The company that experienced the threat chooses to remain anonymous. But they have allowed the release of details of the investigation. They hope that other businesses and organizations can learn how to avoid similar attacks.

Cobalt Strike is primarily used by cybercriminals because it partially runs in-memory, which makes it hard to detect on a network. And that was the case here. It looked like legitimate access software was being remotely installed on 130 endpoints of the business network. 

The ransomware gang was responsible for the remote desktop software. This was the foundation for the ransomware attack. Their next step would have been to encrypt the entire network with REvil ransomware.

REvil ransomware that was used in another incident investigated by Sophos. It was successfully deployed against JBS who paid $11 million for the decryption key.

The ransomware gang managed to encrypt data on some of the unprotected devices. They also deleted online backups when they noticed the investigators were working on the case. 

A ransom note was left by REvil on one of the few encrypted devices. The cybercriminals wanted $2.5 million in bitcoin for a decryption key.  

Naturally, in this case, no ransom was paid. The company had already discovered the planted software. And the cybercriminals were stopped in their tracks when cybersecurity experts were called in. 

Issues with Remote Access

The fact remains that attackers managed to gain enough control of the network to install software on over 100 machines.
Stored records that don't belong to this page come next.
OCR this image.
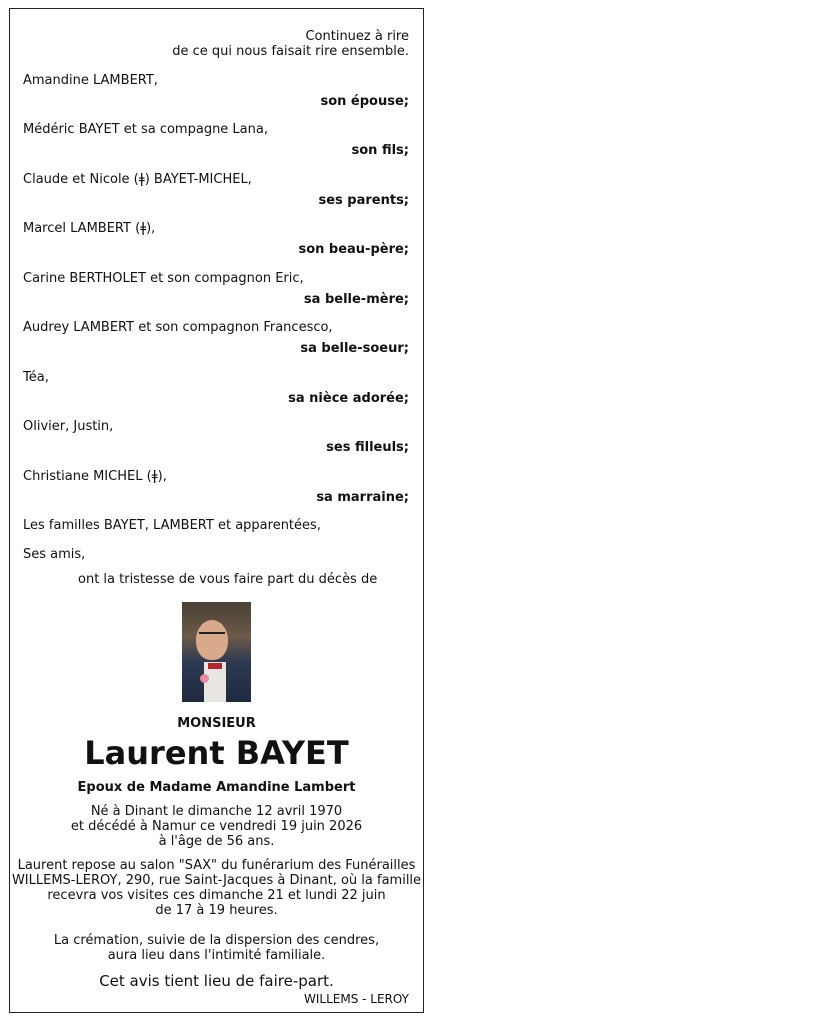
Continuez à rire
de ce qui nous faisait rire ensemble.
Amandine LAMBERT,
son épouse;
Médéric BAYET et sa compagne Lana,
son fils;
Claude et Nicole (ǂ) BAYET-MICHEL,
ses parents;
Marcel LAMBERT (ǂ),
son beau-père;
Carine BERTHOLET et son compagnon Eric,
sa belle-mère;
Audrey LAMBERT et son compagnon Francesco,
sa belle-soeur;
Téa,
sa nièce adorée;
Olivier, Justin,
ses filleuls;
Christiane MICHEL (ǂ),
sa marraine;
Les familles BAYET, LAMBERT et apparentées,
Ses amis,
ont la tristesse de vous faire part du décès de
MONSIEUR
Laurent BAYET
Epoux de Madame Amandine Lambert
Né à Dinant le dimanche 12 avril 1970
et décédé à Namur ce vendredi 19 juin 2026
à l'âge de 56 ans.
Laurent repose au salon "SAX" du funérarium des Funérailles
WILLEMS-LEROY, 290, rue Saint-Jacques à Dinant, où la famille
recevra vos visites ces dimanche 21 et lundi 22 juin
de 17 à 19 heures.
La crémation, suivie de la dispersion des cendres,
aura lieu dans l'intimité familiale.
Cet avis tient lieu de faire-part.
WILLEMS - LEROY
The company did discover the attack just in time. But it was close.

Paul Jacobs, the incident response lead at Sophos explains why the targeted company didn’t notice what was happening on their network sooner.

“As a result of the pandemic, it’s not unusual to find remote access applications installed on employee devices,” Jacobs explains.

“When we saw Screen Connect on 130 endpoints, we assumed it was there intentionally, to support people working from home. It turned out the company knew nothing about it – the attackers had installed the software to ensure they could maintain access to the network and compromised devices.”

The cyber-gang got onto the network by setting up remote access accounts and gaining admin privileges in order to use Cobalt Strike.

“From what we have seen in our investigations, there is a variety of methods used, most commonly it is users being phished often weeks or months earlier, then there is the exploitation over firewall and VPN vulnerabilities or brute-forcing RDP if it is exposed to the internet,” Sophos Rapid Response manager Peter Mackenzie, reported to ZDNet.

Closely monitor your network

Sophos says there are steps every business needs to take to protect their network. The key is to close down initial access to your system.

“Firstly, ensure every single computer on your network has security software installed and managed centrally. Attackers love unprotected machines. Next, make sure they are getting patches regularly and remember if a computer hasn’t rebooted for a year, then it likely hasn’t applied any patches either,” said Mackenzie.

It’s important to constantly check for suspicious activity on any network. A good cybersecurity team can detect and react quickly to any threat. In this ransomware attempt, the team discovered the use of Cobalt Strike being used before a lot of damage was done.